This PR fixes a bug where hex literals have their optional suffix counted as part of their digits.
The root cause of the bug it that the lexer wrongfully interpret the suffix as additional hex digits as "0xb256" happens to be a valid hex string.
This won't occur with other numeric literal constants such as "0x0u256" as the lexer will stop upon encountering "u" which is not a valid hex digit, the lexer will then extract the type suffix to help decoding the numeric literal which the suffix is stripped from before being further processed.
As far as binary b256 literals are concerned, the suffixed version will correctly stop interpreting characters as bits until the suffix is found, but it will fail with a lexer "InvalidIntSuffix" error because b256 is an unknown suffix in the first place (see https://github.com/FuelLabs/sway/blob/master/sway-parse/src/token.rs#L750-L764).
The suffix-free version is not impacted and correctly compiles (already was before this fix).

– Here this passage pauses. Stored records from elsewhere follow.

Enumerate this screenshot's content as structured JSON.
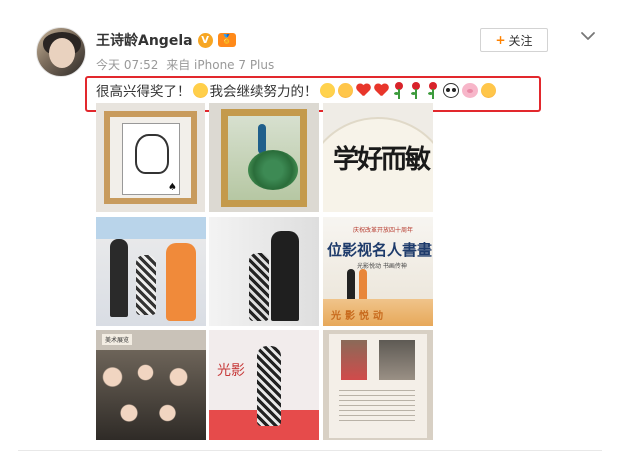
{
  "post": {
    "username": "王诗龄Angela",
    "vip_badge": "V",
    "level_badge": "🏅",
    "meta_time": "今天 07:52",
    "meta_source": "来自 iPhone 7 Plus",
    "text_part1": "很高兴得奖了！",
    "text_part2": "我会继续努力的！",
    "follow_label": "关注",
    "follow_plus": "+"
  },
  "images": {
    "calligraphy": "学好而敏",
    "event_board_title": "位影视名人書畫",
    "event_board_top": "庆祝改革开放四十周年",
    "event_board_sub": "光影悦动 书画传神",
    "event_board_bottom": "光影悦动",
    "crowd_sign": "美术展览",
    "wall_text": "光影"
  },
  "colors": {
    "accent_orange": "#ff8200",
    "highlight_red": "#e2282d"
  },
  "icons": [
    "vip-v-icon",
    "level-icon",
    "chevron-down-icon",
    "shy-emoji-icon",
    "grin-emoji-icon",
    "blush-emoji-icon",
    "heart-icon",
    "rose-icon",
    "panda-icon",
    "pig-icon",
    "kiss-emoji-icon"
  ]
}
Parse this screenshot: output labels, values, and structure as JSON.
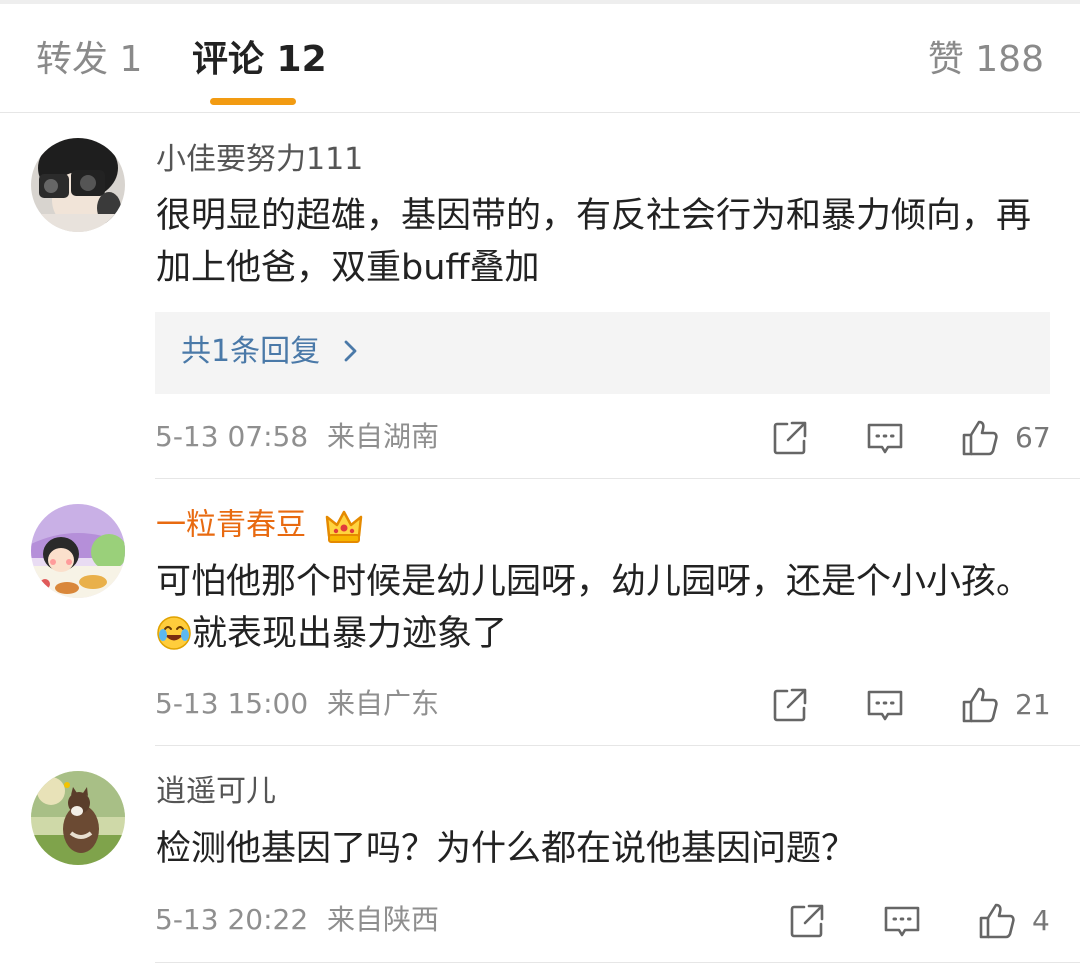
{
  "tabs": {
    "repost": "转发 1",
    "comment": "评论 12",
    "likes": "赞 188"
  },
  "accent_color": "#f29b12",
  "comments": [
    {
      "username": "小佳要努力111",
      "text": "很明显的超雄，基因带的，有反社会行为和暴力倾向，再加上他爸，双重buff叠加",
      "reply_summary": "共1条回复",
      "time": "5-13 07:58",
      "location": "来自湖南",
      "likes": "67",
      "icons": [
        "share-icon",
        "comment-icon",
        "like-icon"
      ]
    },
    {
      "username": "一粒青春豆",
      "badge": "crown-icon",
      "text_before_emoji": "可怕他那个时候是幼儿园呀，幼儿园呀，还是个小小孩。",
      "emoji": "laugh-cry-emoji",
      "text_after_emoji": "就表现出暴力迹象了",
      "time": "5-13 15:00",
      "location": "来自广东",
      "likes": "21"
    },
    {
      "username": "逍遥可儿",
      "text": "检测他基因了吗？为什么都在说他基因问题？",
      "time": "5-13 20:22",
      "location": "来自陕西",
      "likes": "4"
    }
  ]
}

The initial proposed fix is to patch the literal_to_literal function which is responsible for transforming a sway_ast literal into a sway language literal: the suffix is removed from the hex literal only if it's preceded by 64 hex digits to form a correct b256 literal. The hex digits are parsed again because we can't use the parsed BigUint provided by the lexer as it may include the optional suffix wrongfully interpreted as "0xb256".

This fix feels like a band-aid and a deeper fix should be implemented at the lexer level to properly parse b256 literals.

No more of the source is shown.